My date and I strolled in on a Wednesday afternoon, so it’s understandable – though disappointing – that we didn’t meet the ‘Social House’ part of South’s name.
I do plan to return on a Friday night (if only to end the argument my date and I had about whether Lagosians willingly sit at the bar of a restaurant when there are dining seats available). The good thing about visiting on a Wednesday afternoon though, is that you get an unobstructed view of the décor.
Walking into South reminded me of some of Cape Town’s cooler restaurants. All of the wood, and the metallic black and that gorgeous gorgeous bar with a great vibe. Whoever designed this space paid attention to every corner that your eye would inevitably be drawn to. The restaurant/gastro-pub/beer concept is said to be New Orleans-inspired, but having never visited NOLA, there’s only so much I can say to their commitment to theme. There’s outdoor swing seating, individual tables and chairs on the ground and first floor. The outdoor space is perfect for small intimate birthday party gatherings.
For starters, I had the Bacon Bean Fritters (₦2,500) which is really akara stuffed with bacon and mozzarella cheese. What happens when akara visits France New Orleans? You get Bacon Bean Fritters, so of course I was curious! I suspect that it was baked, not fried like akara is – the consistent shape through the six pieces was proof. It came with a pepper sauce dip, and though I did not taste the bacon, I enjoyed hitting the gooey cheese center. I really enjoyed these fritters and it took about fifteen minutes to hit our table (which is faster than I can say for most places).

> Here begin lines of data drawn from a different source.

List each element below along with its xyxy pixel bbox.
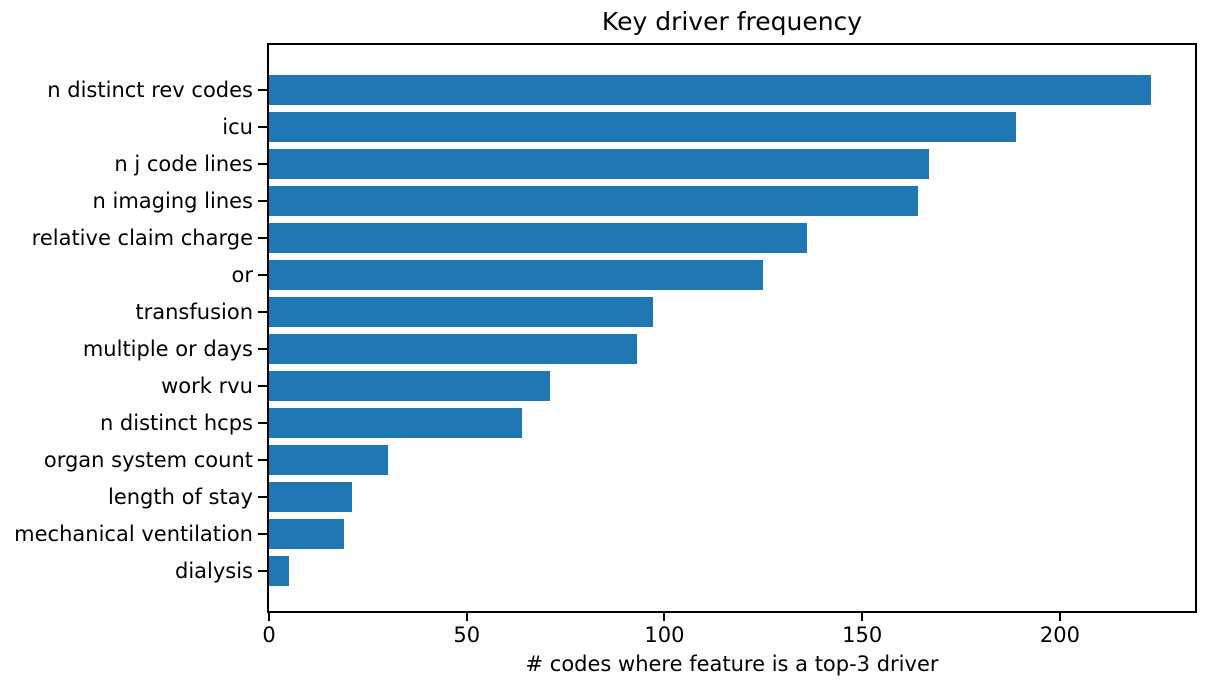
bar-row [269, 515, 1195, 552]
y-label-row: n distinct hcps [0, 404, 253, 441]
x-tick-label: 100 [644, 623, 685, 647]
bar-n-distinct-rev-codes [269, 74, 1151, 105]
x-tick-label: 200 [1039, 623, 1080, 647]
bar-relative-claim-charge [269, 222, 807, 253]
x-tick-label: 0 [262, 623, 276, 647]
chart-title: Key driver frequency [601, 7, 863, 36]
y-tick-label: icu [222, 114, 253, 139]
bar-n-j-code-lines [269, 148, 930, 179]
bar-n-imaging-lines [269, 185, 918, 216]
y-tick-label: n imaging lines [92, 188, 253, 213]
x-tick [861, 613, 864, 621]
bar-row [269, 182, 1195, 219]
y-label-row: n j code lines [0, 145, 253, 182]
bar-row [269, 367, 1195, 404]
y-tick-label: n distinct rev codes [47, 77, 253, 102]
x-tick [1058, 613, 1061, 621]
y-tick [258, 273, 267, 276]
bar-mechanical-ventilation [269, 518, 345, 549]
y-tick [258, 310, 267, 313]
x-tick-label: 150 [842, 623, 883, 647]
y-tick-label: transfusion [135, 299, 253, 324]
y-label-row: icu [0, 108, 253, 145]
y-tick-label: length of stay [107, 484, 253, 509]
bar-or [269, 259, 764, 290]
x-tick [268, 613, 270, 621]
bar-icu [269, 111, 1017, 142]
y-tick [258, 236, 267, 239]
bar-dialysis [269, 555, 289, 586]
y-label-row: or [0, 256, 253, 293]
bar-work-rvu [269, 370, 550, 401]
y-label-row: relative claim charge [0, 219, 253, 256]
y-axis-labels: n distinct rev codes icu n j code lines n i… [0, 45, 253, 663]
bar-multiple-or-days [269, 333, 637, 364]
y-tick-label: relative claim charge [31, 225, 253, 250]
y-tick [258, 347, 267, 350]
bar-row [269, 441, 1195, 478]
bar-row [269, 145, 1195, 182]
bar-row [269, 293, 1195, 330]
y-label-row: n imaging lines [0, 182, 253, 219]
y-tick [258, 569, 267, 572]
bars-container [269, 45, 1195, 611]
y-tick-label: or [231, 262, 253, 287]
bar-length-of-stay [269, 481, 353, 512]
y-label-row: work rvu [0, 367, 253, 404]
y-tick-label: mechanical ventilation [14, 521, 253, 546]
x-tick [663, 613, 666, 621]
y-tick-label: n distinct hcps [99, 410, 253, 435]
plot-area [258, 43, 1197, 613]
bar-row [269, 71, 1195, 108]
bar-row [269, 108, 1195, 145]
bar-n-distinct-hcps [269, 407, 523, 438]
y-tick-label: organ system count [43, 447, 253, 472]
bar-row [269, 219, 1195, 256]
bar-row [269, 330, 1195, 367]
bar-row [269, 552, 1195, 589]
y-tick-label: n j code lines [114, 151, 253, 176]
y-label-row: mechanical ventilation [0, 515, 253, 552]
y-label-row: transfusion [0, 293, 253, 330]
y-label-row: organ system count [0, 441, 253, 478]
x-tick-label: 50 [453, 623, 481, 647]
y-tick [258, 532, 267, 535]
y-label-row: dialysis [0, 552, 253, 589]
y-tick [258, 125, 267, 128]
y-label-row: length of stay [0, 478, 253, 515]
bar-row [269, 478, 1195, 515]
y-tick [258, 88, 267, 91]
bar-row [269, 404, 1195, 441]
y-tick [258, 458, 267, 461]
y-tick [258, 199, 267, 202]
bar-organ-system-count [269, 444, 388, 475]
y-tick [258, 421, 267, 424]
y-tick [258, 162, 267, 165]
y-tick [258, 384, 267, 387]
x-axis-label: # codes where feature is a top-3 driver [525, 652, 939, 676]
y-tick-label: work rvu [161, 373, 253, 398]
x-tick [465, 613, 468, 621]
y-label-row: n distinct rev codes [0, 71, 253, 108]
bar-row [269, 256, 1195, 293]
y-tick-label: dialysis [174, 558, 253, 583]
y-label-row: multiple or days [0, 330, 253, 367]
bar-transfusion [269, 296, 653, 327]
y-tick-label: multiple or days [82, 336, 253, 361]
y-tick [258, 495, 267, 498]
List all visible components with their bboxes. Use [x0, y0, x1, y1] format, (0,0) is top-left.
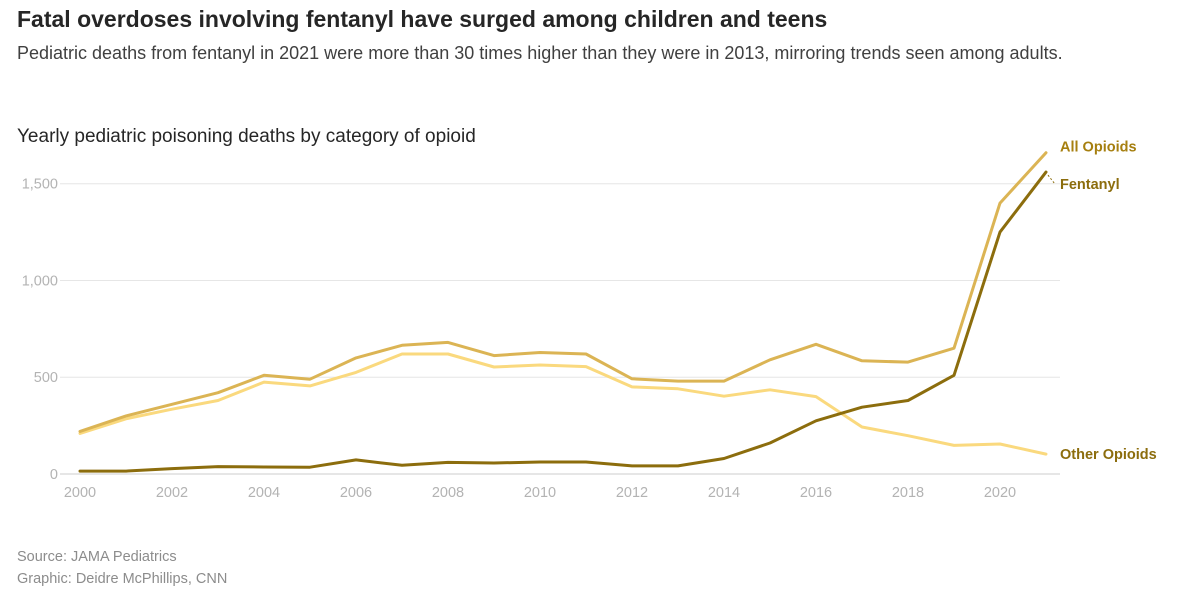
x-tick-label: 2014 [708, 485, 740, 501]
series-line-fentanyl [78, 170, 1048, 473]
chart-subheadline: Pediatric deaths from fentanyl in 2021 w… [17, 43, 1063, 63]
x-tick-label: 2008 [432, 485, 464, 501]
x-tick-label: 2010 [524, 485, 556, 501]
series-line-all-opioids [78, 151, 1048, 433]
y-tick-label: 0 [50, 467, 58, 483]
y-tick-label: 1,500 [22, 177, 58, 193]
fentanyl-label-leader [1047, 174, 1056, 185]
y-tick-label: 500 [34, 370, 58, 386]
x-tick-label: 2012 [616, 485, 648, 501]
series-lines [78, 151, 1048, 473]
series-label-fentanyl: Fentanyl [1060, 177, 1120, 193]
x-axis: 2000 2002 2004 2006 2008 2010 2012 2014 2016 2018… [64, 485, 1016, 501]
series-line-other-opioids [78, 352, 1048, 456]
series-label-all-opioids: All Opioids [1060, 140, 1137, 156]
chart-title: Yearly pediatric poisoning deaths by cat… [17, 126, 476, 147]
x-tick-label: 2018 [892, 485, 924, 501]
x-tick-label: 2020 [984, 485, 1016, 501]
y-axis: 0 500 1,000 1,500 [22, 177, 58, 483]
source-note: Source: JAMA Pediatrics [17, 549, 177, 565]
x-tick-label: 2004 [248, 485, 280, 501]
x-tick-label: 2000 [64, 485, 96, 501]
x-tick-label: 2016 [800, 485, 832, 501]
gridlines [60, 183, 1060, 475]
graphic-credit: Graphic: Deidre McPhillips, CNN [17, 571, 228, 587]
chart-headline: Fatal overdoses involving fentanyl have … [17, 6, 828, 32]
series-labels: All Opioids Other Opioids Fentanyl [1047, 140, 1157, 463]
x-tick-label: 2006 [340, 485, 372, 501]
series-label-other-opioids: Other Opioids [1060, 447, 1157, 463]
y-tick-label: 1,000 [22, 273, 58, 289]
x-tick-label: 2002 [156, 485, 188, 501]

Something that made our visit really good was the waiting staff. Yes, they looked good in their denim uniforms (complete with leather aprons), but they were super friendly. And it was not the kind of friendly that someone has been warned into – you get that “Oh, I’m just doing my job and my boss is standing over there” vibe a lot in Lagos. Not here. I had good conversations with the waiters who interacted with me and I promise customer service takes a restaurant from a 7 to a 9.
For the main, I was the typical boring Nigerian who ordered rice. What really pulled me in though, was the Shrimp sauce – I’m a shrimp fanatic, plus what do they say about a restaurant who can do something as basic as rice well? It’s called New Orleans Shrimp (₦7,500) – I was just trying to get as close to Solange as possible. Fresh shrimp in a creole sauce, it was okay – not spicy enough and I’d forgotten the taste immediately the meal was over. I should have gone with my gut and gotten a burger. Next time. I’ve heard many raves about the burgers.
My date had the Herb Roasted Chicken (₦5,500) which turned out to be infinitely better than my safe bet. The meal was herb-marinated oven-baked chicken with potatoes and vegetables. The chicken was amazing and very well-seasoned, tender. Yes, it was slightly dry on the inside but the sauce took my mind off that immediately. Creamy sauce with no overpowering flavours – just a nice smooth herby rhythm going on. The potatoes fell apart nicely and the skin added texture.
It felt like a nice Sunday roast and your grandma’s bosom. I’d go to South again in a heartbeat. Maybe not a heartbeat because the prices aren’t exactly drop-by-everyday friendly. But the ambience is definitely worth every Kobo that left my card. It’s a beautiful detailed space (rumour has it that it took over a year of renovation to become this) and I’d like the number of the designer, please.
Good food, warm vibes. I guess that’s as New Orleans as New Orleans in Lagos gets.